С тех пор как дуче поддержал Гитлера во время австрийского кризиса, его отношения с фюрером стали для всех нас символом дружбы и согласия. После свержения итальянского лидера и его бесследного исчезновения Гитлер, вдохновленный примером «верности Нибелунгов», вновь и вновь на оперативных совещаниях требовал сделать все возможное, чтобы найти пропавшего Муссолини. Он заявил, что судьба Муссолини – кошмар, преследующий его днем и ночью.
12 сентября 1943 года на оперативное совещание в Ставке среди прочих вызвали гауляйтеров Тироля и Каринтии.
На совещании было решено, что не только южный Тироль, но и итальянская территория вплоть до Вероны отныне будут находиться в ведении гауляйтера Тироля Хофера. Побережье Венецианского залива, включая Триест, присоединялось к Каринтии гауляйтера Райнера.
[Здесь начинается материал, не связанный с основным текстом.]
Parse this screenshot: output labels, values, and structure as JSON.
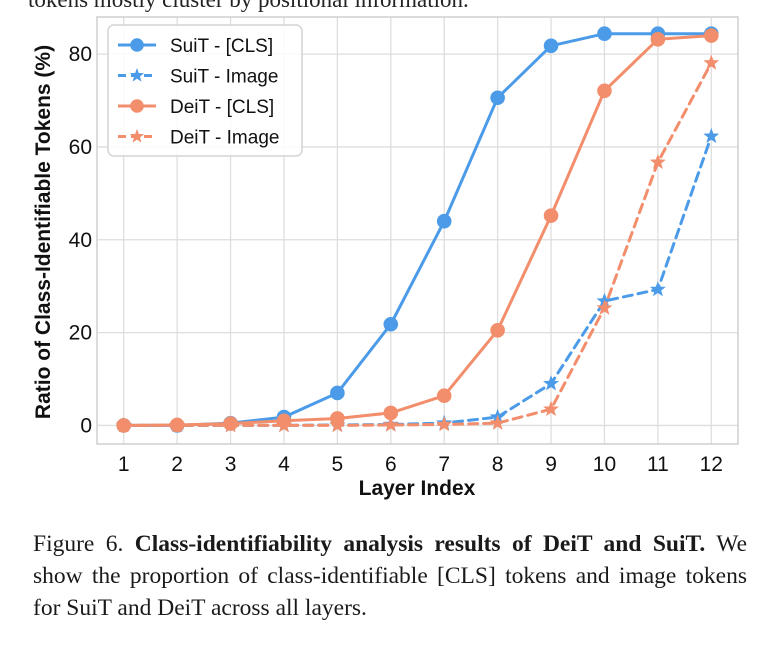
{
  "top_text": "tokens mostly cluster by positional information.",
  "chart_data": {
    "type": "line",
    "title": "",
    "xlabel": "Layer Index",
    "ylabel": "Ratio of Class-Identifiable Tokens (%)",
    "x": [
      1,
      2,
      3,
      4,
      5,
      6,
      7,
      8,
      9,
      10,
      11,
      12
    ],
    "xlim": [
      0.5,
      12.5
    ],
    "ylim": [
      -4,
      88
    ],
    "yticks": [
      0,
      20,
      40,
      60,
      80
    ],
    "grid": true,
    "legend_position": "top-left",
    "series": [
      {
        "name": "SuiT - [CLS]",
        "color": "#4c9be8",
        "dash": "solid",
        "marker": "circle",
        "values": [
          0,
          0,
          0.5,
          1.8,
          7,
          21.8,
          44,
          70.6,
          81.8,
          84.4,
          84.4,
          84.4
        ]
      },
      {
        "name": "SuiT - Image",
        "color": "#4c9be8",
        "dash": "dashed",
        "marker": "star",
        "values": [
          0,
          0,
          0,
          0,
          0.1,
          0.2,
          0.5,
          1.8,
          9,
          26.8,
          29.3,
          62.3
        ]
      },
      {
        "name": "DeiT - [CLS]",
        "color": "#f28e6c",
        "dash": "solid",
        "marker": "circle",
        "values": [
          0,
          0.1,
          0.4,
          1,
          1.5,
          2.7,
          6.4,
          20.5,
          45.2,
          72.1,
          83.2,
          84
        ]
      },
      {
        "name": "DeiT - Image",
        "color": "#f28e6c",
        "dash": "dashed",
        "marker": "star",
        "values": [
          0,
          0,
          0,
          0,
          0,
          0.1,
          0.2,
          0.5,
          3.5,
          25.3,
          56.7,
          78.1
        ]
      }
    ]
  },
  "caption": {
    "label": "Figure 6.",
    "title": "Class-identifiability analysis results of DeiT and SuiT.",
    "body": "We show the proportion of class-identifiable [CLS] tokens and image tokens for SuiT and DeiT across all layers."
  }
}
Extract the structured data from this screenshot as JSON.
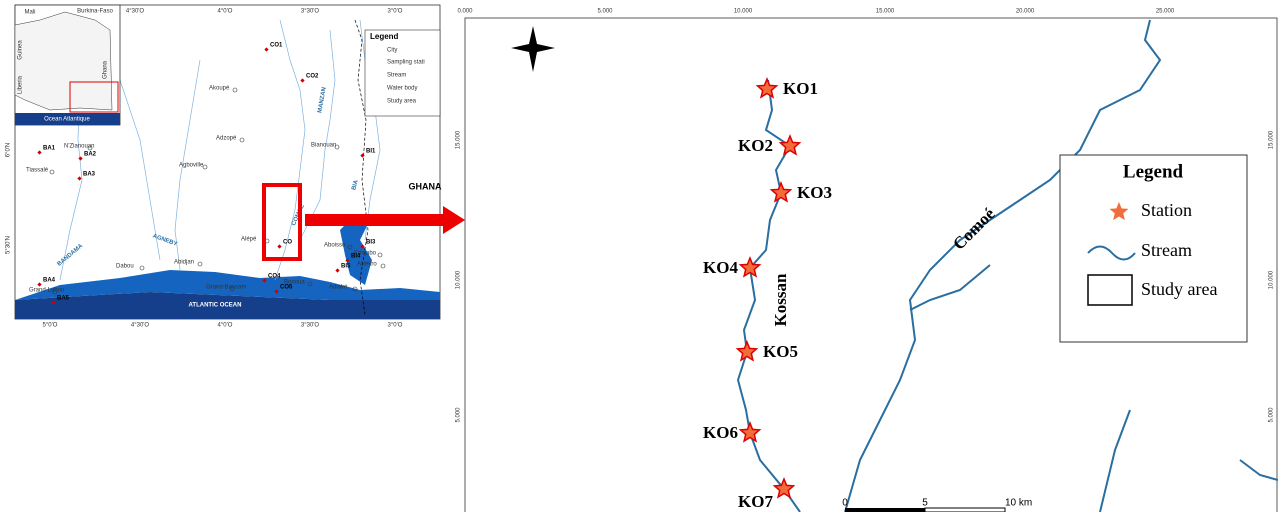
{
  "inset_map": {
    "countries": [
      "Mali",
      "Burkina-Faso",
      "Guinea",
      "Liberia",
      "Ghana"
    ],
    "ocean": "Ocean Atlantique"
  },
  "location_map": {
    "top_coords": [
      "4°30'O",
      "4°0'O",
      "3°30'O",
      "3°0'O"
    ],
    "bottom_coords": [
      "5°0'O",
      "4°30'O",
      "4°0'O",
      "3°30'O",
      "3°0'O"
    ],
    "left_coords": [
      "6°0'N",
      "5°30'N"
    ],
    "places": [
      "Akoupé",
      "Adzopé",
      "Agboville",
      "N'Zianouan",
      "Tiassalé",
      "Bianouan",
      "Aboisso",
      "Krinjabo",
      "Alliékro",
      "Alépé",
      "Bonoua",
      "Grand-Bassam",
      "Adiaké",
      "Abidjan",
      "Dabou",
      "Grand-Lahou"
    ],
    "stations": [
      "CO1",
      "CO2",
      "BA1",
      "BA2",
      "BA3",
      "BI1",
      "BI3",
      "BI4",
      "BI5",
      "CO",
      "CO4",
      "CO5",
      "BA4",
      "BA5"
    ],
    "rivers": [
      "MANZAN",
      "BIA",
      "COMOE",
      "AGNEBY",
      "BANDAMA"
    ],
    "country": "GHANA",
    "ocean": "ATLANTIC OCEAN",
    "legend": {
      "title": "Legend",
      "items": [
        "City",
        "Sampling stati",
        "Stream",
        "Water body",
        "Study area"
      ]
    }
  },
  "study_area_map": {
    "top_coords": [
      "0.000",
      "5.000",
      "10.000",
      "15.000",
      "20.000",
      "25.000"
    ],
    "left_coords": [
      "15.000",
      "10.000",
      "5.000"
    ],
    "right_coords": [
      "15.000",
      "10.000",
      "5.000"
    ],
    "stations": [
      "KO1",
      "KO2",
      "KO3",
      "KO4",
      "KO5",
      "KO6",
      "KO7"
    ],
    "rivers": [
      "Kossan",
      "Comoé"
    ],
    "legend": {
      "title": "Legend",
      "items": [
        "Station",
        "Stream",
        "Study area"
      ]
    },
    "scale": [
      "0",
      "5",
      "10 km"
    ]
  }
}
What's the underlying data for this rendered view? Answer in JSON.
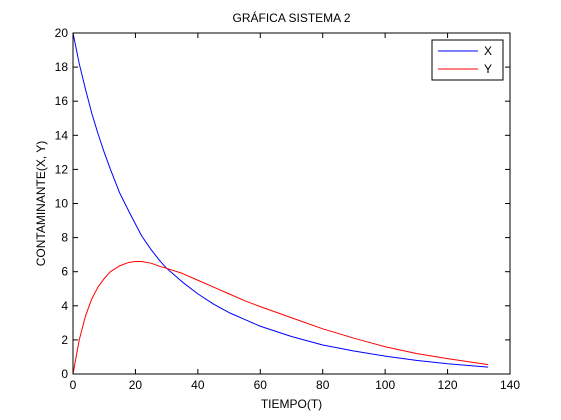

В мою сферу полномочий вошли все вопросы вооружения и производства на остальной итальянской территории в обход итальянских властей. К нашему величайшему удивлению, через несколько часов после подписания этих приказов было объявлено об освобождении Муссолини.
Оба гауляйтера решили, что потеряли столь неожиданно приобретенные владения. И я, уверенный, что лишился своих новых полномочий, сказал: «Не думает же фюрер, что дуче стерпит такое!» Вскоре я снова встретился с Гитлером и предложил отменить последний приказ, полагая, что именно так он и поступит. Каково же было мое удивление, когда Гитлер ответил: «Нет, приказ остается в силе». Я обратил внимание фюрера на то, что при новом итальянском правительстве, сформированном Муссолини, наши действия будут восприняты как посягательство на суверенитет Италии. Гитлер немного подумал и сказал: «Представьте мне снова приказ на подпись, только датируйте его завтрашним числом. Тогда не останется сомнений в том, что освобождение дуче никоим образом не повлияло на мое решение»[196]. Без сомнения, еще за несколько дней до того, как Гитлер решил отрезать Северную Италию, он уже получил сведения о том, где содержат в заключении Муссолини. Думаю, что в предвидении освобождения дуче он и поспешил вызвать нас в Ставку и подписать приказ.
На следующий день Муссолини прибыл в Растенбург. Расчувствовавшийся Гитлер обнял его, а 27 сентября, через две недели после того, как расчленил Италию, на годовщину подписания Тройственного союза, уверил в своей дружбе и выразил надежду на то, что фашизм вновь приведет Италию к свободе.
Благодаря увеличению объемов военного производства мои позиции укреплялись до осени 1943 года. Исчерпав промышленные ресурсы Германии, я попытался использовать индустриальный потенциал контролируемых нами европейских государств[197]. Поначалу Гитлер не хотел использовать промышленный потенциал западных стран, а на восточных территориях в грядущие годы вообще не собирался развивать промышленность, ибо индустриализация, как он считал, способствует распространению коммунизма и порождает интеллигенцию, совершенно там не нужную. Однако обстоятельства оказались сильнее всех его теорий. Гитлер был достаточно практичным человеком и признал, что полезнее сохранить предприятия на оккупированных территориях и с их помощью решать проблемы снабжения наших войск.